Ecco, insomma, come si nasconde il processo con cui il valore viene creato. Non è difficile a questo punto capire perché “tutto ciò rende più facile trattare le ‘leggi del mercato’ o le tendenze di qualsiasi sistema come naturali, immutabili e quindi del tutto al di fuori di qualsiasi possibilità d’intervento umano”. Si finisce così in quella sensazione diffusa e ben conosciuta di “assenza di alternativa”.
In quest’ultimo saggio emerge dunque il carattere positivamente utopistico del lavoro di Graeber. Mostrando l’arbitrarietà del potere, la sua “deificazione”, scopriamo il suo paradosso, ossia il paradosso di “qualcosa che esiste solo se altre persone pensano che esista”. A fondamento del potere ci sono, in realtà, semplici “idee vincolanti” che lo sorreggono. Quando oggettiviamo le nostre azioni, diamo carattere di oggetto alle nostre relazioni sociali conferendo un potere magico alle cose inanimate, strumenti, amuleti, accordi, contratti, leggi e altri feticci il cui valore è puramente arbitrario, tale solo perché creduto oggettivo. Eppure, siamo stati proprio noi a crearli.

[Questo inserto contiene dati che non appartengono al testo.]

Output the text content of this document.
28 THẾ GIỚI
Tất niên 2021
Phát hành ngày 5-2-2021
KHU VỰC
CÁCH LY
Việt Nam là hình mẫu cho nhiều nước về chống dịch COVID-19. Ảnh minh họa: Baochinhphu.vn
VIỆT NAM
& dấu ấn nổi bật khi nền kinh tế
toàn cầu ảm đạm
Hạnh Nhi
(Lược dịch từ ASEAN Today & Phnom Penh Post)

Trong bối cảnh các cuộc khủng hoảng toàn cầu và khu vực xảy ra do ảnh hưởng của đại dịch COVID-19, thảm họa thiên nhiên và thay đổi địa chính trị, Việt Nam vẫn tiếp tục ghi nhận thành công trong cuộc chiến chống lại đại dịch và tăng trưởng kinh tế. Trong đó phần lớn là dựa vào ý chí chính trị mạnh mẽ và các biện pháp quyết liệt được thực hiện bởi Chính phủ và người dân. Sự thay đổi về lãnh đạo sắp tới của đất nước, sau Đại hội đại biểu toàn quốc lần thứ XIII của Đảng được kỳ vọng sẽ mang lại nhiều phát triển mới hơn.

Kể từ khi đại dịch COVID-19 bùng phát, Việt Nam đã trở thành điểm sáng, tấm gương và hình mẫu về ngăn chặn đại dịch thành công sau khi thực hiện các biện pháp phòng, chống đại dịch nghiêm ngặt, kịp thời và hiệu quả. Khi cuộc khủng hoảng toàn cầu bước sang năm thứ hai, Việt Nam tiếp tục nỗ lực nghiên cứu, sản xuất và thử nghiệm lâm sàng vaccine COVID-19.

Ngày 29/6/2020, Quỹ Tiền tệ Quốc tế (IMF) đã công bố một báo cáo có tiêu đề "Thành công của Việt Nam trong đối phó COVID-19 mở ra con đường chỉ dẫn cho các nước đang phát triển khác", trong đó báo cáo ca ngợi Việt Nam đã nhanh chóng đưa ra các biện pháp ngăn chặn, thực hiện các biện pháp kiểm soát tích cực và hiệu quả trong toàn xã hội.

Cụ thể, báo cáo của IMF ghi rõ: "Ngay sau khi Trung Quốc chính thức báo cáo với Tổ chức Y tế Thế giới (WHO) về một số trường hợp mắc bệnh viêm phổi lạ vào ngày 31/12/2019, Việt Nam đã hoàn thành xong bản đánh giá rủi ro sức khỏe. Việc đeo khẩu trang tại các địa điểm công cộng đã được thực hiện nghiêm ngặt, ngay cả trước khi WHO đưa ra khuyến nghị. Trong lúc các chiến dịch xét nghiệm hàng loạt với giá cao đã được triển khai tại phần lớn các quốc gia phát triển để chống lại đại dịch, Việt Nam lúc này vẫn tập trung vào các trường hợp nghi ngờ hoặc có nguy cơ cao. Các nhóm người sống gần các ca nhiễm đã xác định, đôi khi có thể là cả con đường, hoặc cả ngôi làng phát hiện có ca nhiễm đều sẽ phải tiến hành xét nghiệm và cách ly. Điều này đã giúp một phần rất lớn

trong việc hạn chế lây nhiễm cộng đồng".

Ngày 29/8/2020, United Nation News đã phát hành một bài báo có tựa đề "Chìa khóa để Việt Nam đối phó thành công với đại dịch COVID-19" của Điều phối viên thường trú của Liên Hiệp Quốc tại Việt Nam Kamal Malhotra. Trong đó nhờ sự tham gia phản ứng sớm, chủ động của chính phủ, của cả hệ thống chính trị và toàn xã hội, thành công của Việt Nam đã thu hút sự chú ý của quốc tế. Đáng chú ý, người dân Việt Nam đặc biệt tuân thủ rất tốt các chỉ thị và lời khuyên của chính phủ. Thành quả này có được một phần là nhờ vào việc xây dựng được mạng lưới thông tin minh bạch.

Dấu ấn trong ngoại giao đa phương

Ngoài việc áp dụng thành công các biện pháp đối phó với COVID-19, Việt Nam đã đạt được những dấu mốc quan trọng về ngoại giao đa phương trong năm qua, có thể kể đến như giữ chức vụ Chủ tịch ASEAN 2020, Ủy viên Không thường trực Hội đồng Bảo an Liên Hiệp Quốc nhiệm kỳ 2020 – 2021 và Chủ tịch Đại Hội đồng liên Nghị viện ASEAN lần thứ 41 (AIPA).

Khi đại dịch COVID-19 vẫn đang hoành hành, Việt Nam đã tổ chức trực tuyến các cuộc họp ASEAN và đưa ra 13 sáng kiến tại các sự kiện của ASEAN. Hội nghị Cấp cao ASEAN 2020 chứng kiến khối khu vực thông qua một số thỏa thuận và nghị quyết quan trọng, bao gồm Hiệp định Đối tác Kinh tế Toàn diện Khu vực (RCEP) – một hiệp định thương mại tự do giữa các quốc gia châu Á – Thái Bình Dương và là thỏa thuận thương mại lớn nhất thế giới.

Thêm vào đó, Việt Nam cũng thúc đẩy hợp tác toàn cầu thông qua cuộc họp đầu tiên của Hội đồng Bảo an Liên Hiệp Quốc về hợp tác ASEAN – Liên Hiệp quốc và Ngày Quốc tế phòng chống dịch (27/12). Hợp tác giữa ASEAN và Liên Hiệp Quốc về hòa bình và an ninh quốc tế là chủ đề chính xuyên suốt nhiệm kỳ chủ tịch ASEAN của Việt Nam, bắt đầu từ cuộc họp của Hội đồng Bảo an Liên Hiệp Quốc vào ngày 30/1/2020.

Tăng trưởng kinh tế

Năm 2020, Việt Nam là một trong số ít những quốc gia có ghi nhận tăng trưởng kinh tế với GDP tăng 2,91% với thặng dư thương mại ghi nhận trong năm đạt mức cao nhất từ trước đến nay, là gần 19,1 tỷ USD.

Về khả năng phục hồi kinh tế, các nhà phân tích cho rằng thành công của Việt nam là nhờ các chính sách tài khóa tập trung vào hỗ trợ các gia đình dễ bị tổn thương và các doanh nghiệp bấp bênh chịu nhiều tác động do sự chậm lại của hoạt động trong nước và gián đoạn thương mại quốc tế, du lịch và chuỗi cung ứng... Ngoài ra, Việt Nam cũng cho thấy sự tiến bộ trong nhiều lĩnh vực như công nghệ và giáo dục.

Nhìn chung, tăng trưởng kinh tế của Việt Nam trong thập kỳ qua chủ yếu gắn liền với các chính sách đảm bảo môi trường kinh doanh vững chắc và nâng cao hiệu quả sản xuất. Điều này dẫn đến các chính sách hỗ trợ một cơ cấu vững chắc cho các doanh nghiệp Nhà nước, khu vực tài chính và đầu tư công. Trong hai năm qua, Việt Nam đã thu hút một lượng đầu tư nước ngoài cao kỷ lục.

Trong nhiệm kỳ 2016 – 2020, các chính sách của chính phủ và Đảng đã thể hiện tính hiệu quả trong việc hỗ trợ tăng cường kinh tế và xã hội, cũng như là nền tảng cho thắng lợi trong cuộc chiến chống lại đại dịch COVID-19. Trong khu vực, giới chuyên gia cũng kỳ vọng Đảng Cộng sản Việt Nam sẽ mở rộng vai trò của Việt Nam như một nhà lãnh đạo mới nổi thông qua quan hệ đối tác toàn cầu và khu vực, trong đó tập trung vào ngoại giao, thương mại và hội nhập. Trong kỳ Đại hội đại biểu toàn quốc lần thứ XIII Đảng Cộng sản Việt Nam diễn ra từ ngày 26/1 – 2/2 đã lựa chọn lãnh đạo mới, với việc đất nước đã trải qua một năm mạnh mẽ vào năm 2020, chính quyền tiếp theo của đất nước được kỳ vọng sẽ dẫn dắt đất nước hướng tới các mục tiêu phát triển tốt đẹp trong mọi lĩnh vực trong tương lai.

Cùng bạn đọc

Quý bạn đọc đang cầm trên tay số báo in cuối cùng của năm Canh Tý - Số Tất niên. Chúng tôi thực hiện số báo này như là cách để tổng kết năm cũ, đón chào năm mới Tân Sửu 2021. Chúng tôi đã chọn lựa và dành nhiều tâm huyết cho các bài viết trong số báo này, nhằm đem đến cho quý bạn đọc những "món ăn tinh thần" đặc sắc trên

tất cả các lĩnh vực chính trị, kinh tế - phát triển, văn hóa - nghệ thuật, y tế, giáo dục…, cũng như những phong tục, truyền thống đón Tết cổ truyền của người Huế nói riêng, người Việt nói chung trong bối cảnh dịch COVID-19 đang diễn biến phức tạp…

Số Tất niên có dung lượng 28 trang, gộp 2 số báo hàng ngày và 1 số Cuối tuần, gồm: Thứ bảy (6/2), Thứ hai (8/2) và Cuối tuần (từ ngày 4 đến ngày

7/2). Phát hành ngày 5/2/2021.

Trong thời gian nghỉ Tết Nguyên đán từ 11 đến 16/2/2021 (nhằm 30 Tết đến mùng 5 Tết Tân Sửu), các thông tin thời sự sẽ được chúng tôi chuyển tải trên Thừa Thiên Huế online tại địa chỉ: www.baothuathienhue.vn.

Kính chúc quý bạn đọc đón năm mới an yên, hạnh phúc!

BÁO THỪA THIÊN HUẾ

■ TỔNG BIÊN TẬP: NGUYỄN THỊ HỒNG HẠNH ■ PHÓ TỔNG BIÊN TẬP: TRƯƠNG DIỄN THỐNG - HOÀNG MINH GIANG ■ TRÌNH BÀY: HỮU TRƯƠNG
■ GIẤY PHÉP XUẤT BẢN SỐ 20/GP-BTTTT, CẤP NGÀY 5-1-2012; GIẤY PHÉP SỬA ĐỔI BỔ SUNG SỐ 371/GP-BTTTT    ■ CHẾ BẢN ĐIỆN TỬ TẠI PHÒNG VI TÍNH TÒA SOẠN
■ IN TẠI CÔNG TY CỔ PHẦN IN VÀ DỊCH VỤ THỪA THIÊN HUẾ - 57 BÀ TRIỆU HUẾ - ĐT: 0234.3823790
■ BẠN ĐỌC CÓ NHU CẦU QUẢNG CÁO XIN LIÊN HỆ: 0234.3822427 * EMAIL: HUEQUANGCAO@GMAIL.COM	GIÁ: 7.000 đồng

A questo punto risulta maggiormente chiaro come Graeber abbia inteso fare dell’antropologia un martello per la decostruzione, strumento capace di sgretolare la diffusa convinzione che non ci sia alternativa. Non un lavoro di avanguardia su quel che dovrebbe essere, ma un lavoro di decostruzione su quel che non è. Insomma, poiché le attuali configurazioni societarie sono delle costruzioni umane sempre mutabili e storicamente determinate, possono essere cambiate. Non c’è niente di inevitabile. In questo senso l’antropologia racchiude in sé grandissime potenzialità immaginative, che la rendono una disciplina, oggi più che mai, politicamente preziosa, per “accedere almeno occasionalmente a una prospettiva globale […] da cui si possa vedere che tutti questi oggetti in apparenza fissi sono, in realtà, parte di un continuo processo di costruzione”.
Il lavoro politico e culturale cui questo saggio ci chiama è quello di uscire dalla convinzione che siamo intrappolati in una realtà sociale che non ci appartiene.
In definitiva, il vero e urgente lavoro politico e culturale cui questo saggio ci chiama è quello di uscire dalla convinzione che siamo intrappolati in una realtà sociale che non ci appartiene: l’abbiamo creata noi, con i nostri strumenti e le nostre reciproche obbligazioni. Sono queste le origini del capitalismo, che poi sarebbero le “origini della rovina attuale” cui allude il titolo. Potremmo dire, usando proprio le sue parole, che attraverso queste analisi Graeber ha inteso cominciare “il lavoro più difficile, ossia cercare di comprendere i processi […] con cui le persone si creano e si modellano a vicenda”. Il che si è sempre tradotto, per lui, nello sforzo di capire come il mondo sia qualcosa che creiamo noi, e che dunque è anche qualcosa che “potremmo facilmente creare in modo diverso”.
Prendiamo allora le opere di Graeber e studiamole, discutiamole, diffondiamole, affinché, come ha scritto il curatore, le sue idee siano “d’aiuto a chi, oggi, non si rassegna alla naturalizzazione del capitalismo, del patriarcato e delle burocrazie statali coercitive” per meglio dedicarci, “con caparbietà e giocosità”, alla “costruzione di un mondo più libero”.